Gracias don Fernando por su esfuerzo y cariño por sus compatriotas. Desde hace mucho tiempo que vengo pensando que la solucion para la calidad de la educacion pública seria obligar por ley a todo el aparato fiscal,desde presidente hasta concejales, a enviar a sus hijos a escuelas públicas. Y el que no este de acuerdo que no trabaje en el sistema fiscal. Mi humilde aporte.
En 1989 el entonces gobierno de Chile de Pinochet promulgó el Pacto Internacional de Derechos Económicos Sociales y Culturales de la ONU, en que los Estados parte se comprometen a garantizar el derecho de toda persona a la educación en todos sus niveles. Sobre la educación superior consigna que ésta debe hacerse igualmente accesible a todos sobre la base de la capacidad de cada uno por cuantos medios sean apropiados y en particular por la implementación progresiva de la enseñanza gratuita. (art. 13 c). ¿Qué carajo entonces alegan gente como Chadwick. Labbé, Bulnes, Zalaquett la CPC o la DC?
Me encantaría que estos "lugares comunes" fueran debatidos entre quienes tienen actualmente cargos públicos de representación ciudadana: Alcaldes, Diputados, Senadores, Presidente de la República, Concejales. Es irónico que existiendo toda la tecnología para debatir en Internet, las autoridades se resten de esta posibilidad de hacer un debate abierto, de cara al país. Debatir en internet toma poco tiempo y realmente no veo ninguna excusa que pudieran tener para seguirse restando y postergando un gran acuerdo nacional sobre temas tan importantes como estos. Simplemente no se entiende.
[...] Por último: Una propuesta para una educación chilena menos segregada. [...]
Pocas veces he leido algo mas estupido.Es como proponer que todo Chile comera porotos que le de el estado.Nadie debe comer otra cosa. Señores ,las dictaduras se han acabado.El comunismo murio.¿O todavia no se han dado cuenta? Y murio porque EL PUEBLO no lo queria mas.El muro lo botaron los que vivian detras de el. Proponer educacion igual para todos es una estupidez solo digna de Stalin.

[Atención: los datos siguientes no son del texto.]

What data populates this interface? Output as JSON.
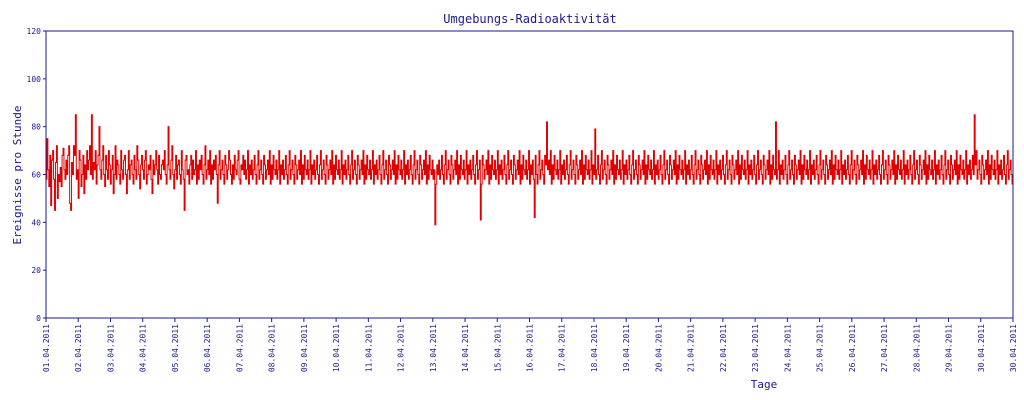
{
  "colors": {
    "axis": "#1a1a8c",
    "series": "#e00000",
    "background": "#ffffff"
  },
  "chart_data": {
    "type": "line",
    "title": "Umgebungs-Radioaktivität",
    "xlabel": "Tage",
    "ylabel": "Ereignisse pro Stunde",
    "ylim": [
      0,
      120
    ],
    "yticks": [
      0,
      20,
      40,
      60,
      80,
      100,
      120
    ],
    "xlim": [
      "2011-04-01 00:00",
      "2011-04-30 24:00"
    ],
    "x_tick_labels": [
      "01.04.2011",
      "02.04.2011",
      "03.04.2011",
      "04.04.2011",
      "05.04.2011",
      "06.04.2011",
      "07.04.2011",
      "08.04.2011",
      "09.04.2011",
      "10.04.2011",
      "11.04.2011",
      "12.04.2011",
      "13.04.2011",
      "14.04.2011",
      "15.04.2011",
      "16.04.2011",
      "17.04.2011",
      "18.04.2011",
      "19.04.2011",
      "20.04.2011",
      "21.04.2011",
      "22.04.2011",
      "23.04.2011",
      "24.04.2011",
      "25.04.2011",
      "26.04.2011",
      "27.04.2011",
      "28.04.2011",
      "29.04.2011",
      "30.04.2011",
      "30.04.2011"
    ],
    "grid": false,
    "series": [
      {
        "values": [
          58,
          75,
          62,
          55,
          68,
          47,
          66,
          70,
          58,
          45,
          65,
          72,
          50,
          60,
          57,
          63,
          55,
          68,
          71,
          62,
          58,
          66,
          60,
          68,
          72,
          48,
          45,
          65,
          60,
          72,
          68,
          85,
          58,
          62,
          50,
          70,
          66,
          55,
          60,
          68,
          52,
          64,
          58,
          70,
          62,
          66,
          72,
          60,
          85,
          58,
          65,
          62,
          70,
          56,
          64,
          68,
          80,
          62,
          58,
          66,
          72,
          60,
          55,
          68,
          62,
          58,
          70,
          64,
          56,
          62,
          68,
          52,
          60,
          72,
          58,
          66,
          64,
          60,
          56,
          70,
          62,
          58,
          66,
          68,
          60,
          52,
          62,
          70,
          58,
          64,
          66,
          60,
          56,
          68,
          62,
          58,
          72,
          66,
          60,
          54,
          64,
          68,
          62,
          58,
          66,
          70,
          56,
          60,
          64,
          62,
          68,
          58,
          52,
          66,
          60,
          64,
          70,
          62,
          56,
          68,
          60,
          58,
          64,
          66,
          62,
          70,
          60,
          56,
          64,
          80,
          62,
          58,
          66,
          72,
          60,
          54,
          62,
          68,
          58,
          64,
          66,
          60,
          56,
          70,
          62,
          58,
          45,
          66,
          68,
          60,
          62,
          56,
          64,
          68,
          58,
          66,
          60,
          62,
          70,
          56,
          64,
          58,
          66,
          62,
          68,
          60,
          56,
          64,
          72,
          58,
          62,
          66,
          60,
          70,
          56,
          64,
          58,
          66,
          62,
          68,
          60,
          48,
          64,
          70,
          58,
          62,
          66,
          60,
          56,
          68,
          64,
          58,
          62,
          70,
          66,
          60,
          56,
          64,
          58,
          68,
          62,
          60,
          66,
          70,
          58,
          56,
          64,
          62,
          68,
          60,
          66,
          58,
          62,
          70,
          56,
          64,
          60,
          66,
          58,
          62,
          68,
          60,
          56,
          64,
          70,
          58,
          62,
          66,
          60,
          56,
          68,
          64,
          58,
          62,
          66,
          60,
          70,
          56,
          64,
          58,
          68,
          62,
          60,
          66,
          58,
          62,
          70,
          56,
          64,
          60,
          66,
          58,
          62,
          68,
          60,
          56,
          64,
          70,
          58,
          62,
          66,
          60,
          56,
          68,
          64,
          58,
          62,
          66,
          60,
          70,
          56,
          64,
          58,
          68,
          62,
          60,
          66,
          58,
          62,
          70,
          56,
          64,
          60,
          66,
          58,
          62,
          68,
          60,
          56,
          64,
          70,
          58,
          62,
          66,
          60,
          56,
          68,
          64,
          58,
          62,
          66,
          60,
          70,
          56,
          64,
          58,
          68,
          62,
          60,
          66,
          58,
          62,
          70,
          56,
          64,
          60,
          66,
          58,
          62,
          68,
          60,
          56,
          64,
          70,
          58,
          62,
          66,
          60,
          56,
          68,
          64,
          58,
          62,
          66,
          60,
          70,
          56,
          64,
          58,
          68,
          62,
          60,
          66,
          58,
          62,
          70,
          56,
          64,
          60,
          66,
          58,
          62,
          68,
          60,
          56,
          64,
          70,
          58,
          62,
          66,
          60,
          56,
          68,
          64,
          58,
          62,
          66,
          60,
          70,
          56,
          64,
          58,
          68,
          62,
          60,
          66,
          58,
          62,
          70,
          56,
          64,
          60,
          66,
          58,
          62,
          68,
          60,
          56,
          64,
          70,
          58,
          62,
          66,
          60,
          56,
          68,
          64,
          58,
          62,
          66,
          60,
          70,
          56,
          64,
          58,
          68,
          62,
          60,
          66,
          58,
          62,
          39,
          56,
          64,
          60,
          66,
          58,
          62,
          68,
          60,
          56,
          64,
          70,
          58,
          62,
          66,
          60,
          56,
          68,
          64,
          58,
          62,
          66,
          60,
          70,
          56,
          64,
          58,
          68,
          62,
          60,
          66,
          58,
          62,
          70,
          56,
          64,
          60,
          66,
          58,
          62,
          68,
          60,
          56,
          64,
          70,
          58,
          62,
          66,
          41,
          56,
          68,
          64,
          58,
          62,
          66,
          60,
          70,
          56,
          64,
          58,
          68,
          62,
          60,
          66,
          58,
          62,
          70,
          56,
          64,
          60,
          66,
          58,
          62,
          68,
          60,
          56,
          64,
          70,
          58,
          62,
          66,
          60,
          56,
          68,
          64,
          58,
          62,
          66,
          60,
          70,
          56,
          64,
          58,
          68,
          62,
          60,
          66,
          58,
          62,
          70,
          56,
          64,
          60,
          66,
          58,
          42,
          68,
          60,
          56,
          64,
          70,
          58,
          62,
          66,
          60,
          56,
          68,
          64,
          82,
          62,
          66,
          60,
          70,
          56,
          64,
          58,
          68,
          62,
          60,
          66,
          58,
          62,
          70,
          56,
          64,
          60,
          66,
          58,
          62,
          68,
          60,
          56,
          64,
          70,
          58,
          62,
          66,
          60,
          56,
          68,
          64,
          58,
          62,
          66,
          60,
          70,
          56,
          64,
          58,
          68,
          62,
          60,
          66,
          58,
          62,
          70,
          56,
          64,
          60,
          79,
          58,
          62,
          68,
          60,
          56,
          64,
          70,
          58,
          62,
          66,
          60,
          56,
          68,
          64,
          58,
          62,
          66,
          60,
          70,
          56,
          64,
          58,
          68,
          62,
          60,
          66,
          58,
          62,
          70,
          56,
          64,
          60,
          66,
          58,
          62,
          68,
          60,
          56,
          64,
          70,
          58,
          62,
          66,
          60,
          56,
          68,
          64,
          58,
          62,
          66,
          60,
          70,
          56,
          64,
          58,
          68,
          62,
          60,
          66,
          58,
          62,
          70,
          56,
          64,
          60,
          66,
          58,
          62,
          68,
          60,
          56,
          64,
          70,
          58,
          62,
          66,
          60,
          56,
          68,
          64,
          58,
          62,
          66,
          60,
          70,
          56,
          64,
          58,
          68,
          62,
          60,
          66,
          58,
          62,
          70,
          56,
          64,
          60,
          66,
          58,
          62,
          68,
          60,
          56,
          64,
          70,
          58,
          62,
          66,
          60,
          56,
          68,
          64,
          58,
          62,
          66,
          60,
          70,
          56,
          64,
          58,
          68,
          62,
          60,
          66,
          58,
          62,
          70,
          56,
          64,
          60,
          66,
          58,
          62,
          68,
          60,
          56,
          64,
          70,
          58,
          62,
          66,
          60,
          56,
          68,
          64,
          58,
          62,
          66,
          60,
          70,
          56,
          64,
          58,
          68,
          62,
          60,
          66,
          58,
          62,
          70,
          56,
          64,
          60,
          66,
          58,
          62,
          68,
          60,
          56,
          64,
          70,
          58,
          62,
          66,
          60,
          56,
          68,
          64,
          58,
          62,
          66,
          60,
          70,
          56,
          64,
          58,
          68,
          62,
          60,
          82,
          58,
          62,
          70,
          56,
          64,
          60,
          66,
          58,
          62,
          68,
          60,
          56,
          64,
          70,
          58,
          62,
          66,
          60,
          56,
          68,
          64,
          58,
          62,
          66,
          60,
          70,
          56,
          64,
          58,
          68,
          62,
          60,
          66,
          58,
          62,
          70,
          56,
          64,
          60,
          66,
          58,
          62,
          68,
          60,
          56,
          64,
          70,
          58,
          62,
          66,
          60,
          56,
          68,
          64,
          58,
          62,
          66,
          60,
          70,
          56,
          64,
          58,
          68,
          62,
          60,
          66,
          58,
          62,
          70,
          56,
          64,
          60,
          66,
          58,
          62,
          68,
          60,
          56,
          64,
          70,
          58,
          62,
          66,
          60,
          56,
          68,
          64,
          58,
          62,
          66,
          60,
          70,
          56,
          64,
          58,
          68,
          62,
          60,
          66,
          58,
          62,
          70,
          56,
          64,
          60,
          66,
          58,
          62,
          68,
          60,
          56,
          64,
          70,
          58,
          62,
          66,
          60,
          56,
          68,
          64,
          58,
          62,
          66,
          60,
          70,
          56,
          64,
          58,
          68,
          62,
          60,
          66,
          58,
          62,
          70,
          56,
          64,
          60,
          66,
          58,
          62,
          68,
          60,
          56,
          64,
          70,
          58,
          62,
          66,
          60,
          56,
          68,
          64,
          58,
          62,
          66,
          60,
          70,
          56,
          64,
          58,
          68,
          62,
          60,
          66,
          58,
          62,
          70,
          56,
          64,
          60,
          66,
          58,
          62,
          68,
          60,
          56,
          64,
          70,
          58,
          62,
          66,
          60,
          56,
          68,
          64,
          58,
          62,
          66,
          60,
          70,
          56,
          64,
          58,
          68,
          62,
          60,
          66,
          58,
          62,
          70,
          56,
          64,
          60,
          66,
          58,
          62,
          68,
          60,
          85,
          64,
          70,
          58,
          62,
          66,
          60,
          56,
          68,
          64,
          58,
          62,
          66,
          60,
          70,
          56,
          64,
          58,
          68,
          62,
          60,
          66,
          58,
          62,
          70,
          56,
          64,
          60,
          66,
          58,
          62,
          68,
          60,
          56,
          64,
          70,
          58,
          62,
          66,
          60,
          56
        ]
      }
    ]
  }
}
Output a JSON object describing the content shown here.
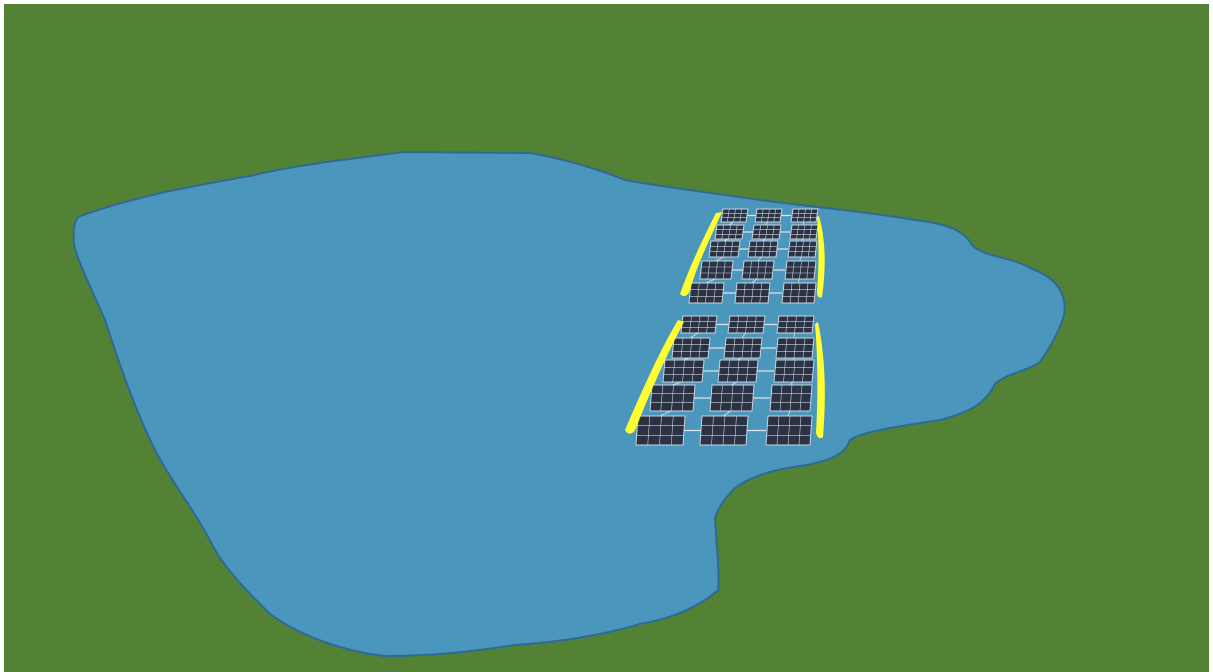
{
  "scene": {
    "colors": {
      "land": "#548235",
      "water": "#4a96bc",
      "shore": "#2e6a96",
      "panel": "#2a3244",
      "panel_grid": "#c9d3dc",
      "connector": "#d9e4ec",
      "boom": "#ffff33"
    },
    "arrays": [
      {
        "name": "upper-array",
        "rows": 5,
        "columns": 3,
        "cells_per_panel": {
          "rows": 3,
          "cols": 4
        }
      },
      {
        "name": "lower-array",
        "rows": 5,
        "columns": 3,
        "cells_per_panel": {
          "rows": 3,
          "cols": 4
        }
      }
    ]
  }
}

Señor Carlos, usted parece que leyó lo que esperaba leer. Para eso lo remito a comentarios como el de Enrique Herrera un poco más arriba o de Maximiliano, comentarios un poco más cortos que el articulo en cuestión y que deberían hacerle comprender lectoramente (habilidad esencial para una buena discusión) que la propuesta esta muy lejos de estatizar la educación y que todos los colegios sean iguales. Una verdadera oportunidad de elegir es la opción que se presenta, opción que sin darse cuenta ni usted ni yo pudimos gozar probablemente.